In [None]:
# Model 2: Lognormal Monte Carlo Simulation
import pandas as pd
import numpy as np
import matplotlib.pyplot as plt
import seaborn as sns
from scipy.stats import pearsonr
from google.colab import files
import io
import warnings

warnings.filterwarnings('ignore')
sns.set(style="whitegrid")

# Step 1: Upload Excel file
print("Please upload your Excel file (e.g., WBS with cost column)...")
uploaded = files.upload()
file_name = list(uploaded.keys())[0]

# Step 2: Load and clean data
df = pd.read_excel(io.BytesIO(uploaded[file_name]), sheet_name=0, header=1)

# Rename required columns
df.rename(columns={
    df.columns[2]: 'WBS Code',
    df.columns[3]: 'Task',
    df.columns[5]: 'Cost'
}, inplace=True)

df_clean = df[pd.to_numeric(df['Cost'], errors='coerce').notna()].copy()
df_clean['Cost'] = pd.to_numeric(df_clean['Cost'])

# Step 3: Derive lognormal parameters
df_clean['Mean'] = df_clean['Cost']
df_clean['StdDev'] = df_clean['Cost'] * 0.2
df_clean['Mu'] = np.log(df_clean['Mean']**2 / np.sqrt(df_clean['StdDev']**2 + df_clean['Mean']**2))
df_clean['Sigma'] = np.sqrt(np.log(1 + (df_clean['StdDev']**2 / df_clean['Mean']**2)))

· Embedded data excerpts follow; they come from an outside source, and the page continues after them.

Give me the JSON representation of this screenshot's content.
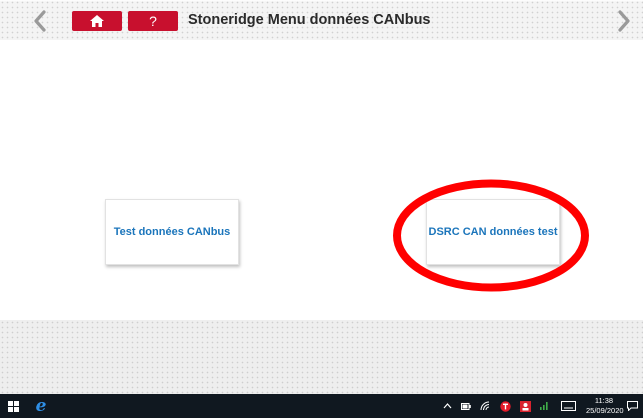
{
  "header": {
    "title": "Stoneridge Menu données CANbus",
    "home_icon": "home-icon",
    "help_label": "?",
    "back_icon": "chevron-left-icon",
    "forward_icon": "chevron-right-icon"
  },
  "colors": {
    "accent_red": "#c8102e",
    "tile_text_blue": "#1b75bb",
    "annotation_red": "#ff0000",
    "taskbar_bg": "#101820"
  },
  "tiles": [
    {
      "label": "Test données CANbus"
    },
    {
      "label": "DSRC CAN données test",
      "highlighted": true
    }
  ],
  "taskbar": {
    "time": "11:38",
    "date": "25/09/2020",
    "icons": [
      "windows-start-icon",
      "edge-browser-icon",
      "chevron-up-icon",
      "battery-icon",
      "wifi-icon",
      "app-red-t-icon",
      "app-red-person-icon",
      "network-icon",
      "keyboard-icon",
      "notification-icon"
    ]
  }
}
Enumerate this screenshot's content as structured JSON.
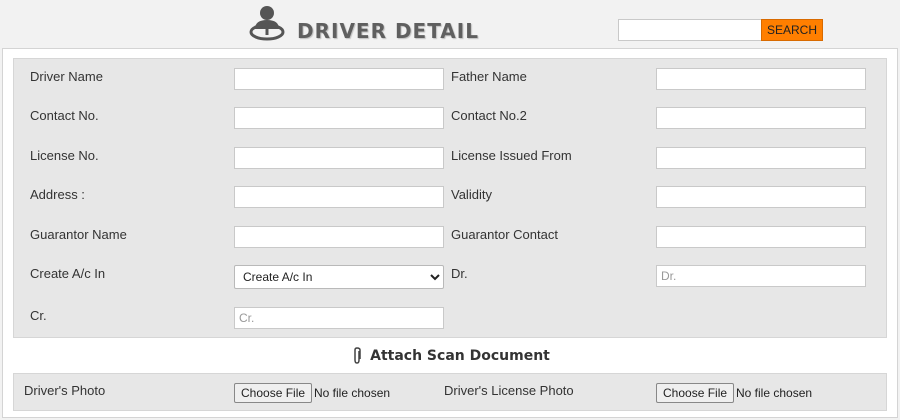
{
  "header": {
    "title": "DRIVER DETAIL",
    "logo_icon": "steering-driver-icon",
    "search_placeholder": "",
    "search_label": "SEARCH",
    "accent_color": "#ff7f00"
  },
  "form": {
    "driver_name_label": "Driver Name",
    "father_name_label": "Father Name",
    "contact_label": "Contact No.",
    "contact2_label": "Contact No.2",
    "license_label": "License No.",
    "license_issued_label": "License Issued From",
    "address_label": "Address :",
    "validity_label": "Validity",
    "guarantor_name_label": "Guarantor Name",
    "guarantor_contact_label": "Guarantor Contact",
    "create_ac_label": "Create A/c In",
    "create_ac_selected": "Create A/c In",
    "dr_label": "Dr.",
    "dr_placeholder": "Dr.",
    "cr_label": "Cr.",
    "cr_placeholder": "Cr."
  },
  "attach": {
    "title": "Attach Scan Document",
    "icon": "paperclip-icon"
  },
  "files": {
    "photo_label": "Driver's Photo",
    "license_photo_label": "Driver's License Photo",
    "choose_label": "Choose File",
    "status": "No file chosen"
  }
}
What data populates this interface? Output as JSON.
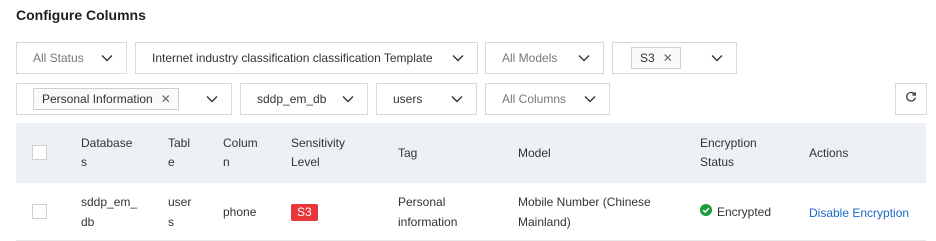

# Step 4: Monte Carlo Simulation
NUM_SIMULATIONS = 10000
task_list = df_clean['Task'].tolist()
task_sim_matrix = np.zeros((NUM_SIMULATIONS, len(task_list)))

for i, row in df_clean.iterrows():
    samples = np.random.lognormal(mean=row['Mu'], sigma=row['Sigma'], size=NUM_SIMULATIONS)
    task_sim_matrix[:, i] = samples

total_costs = task_sim_matrix.sum(axis=1)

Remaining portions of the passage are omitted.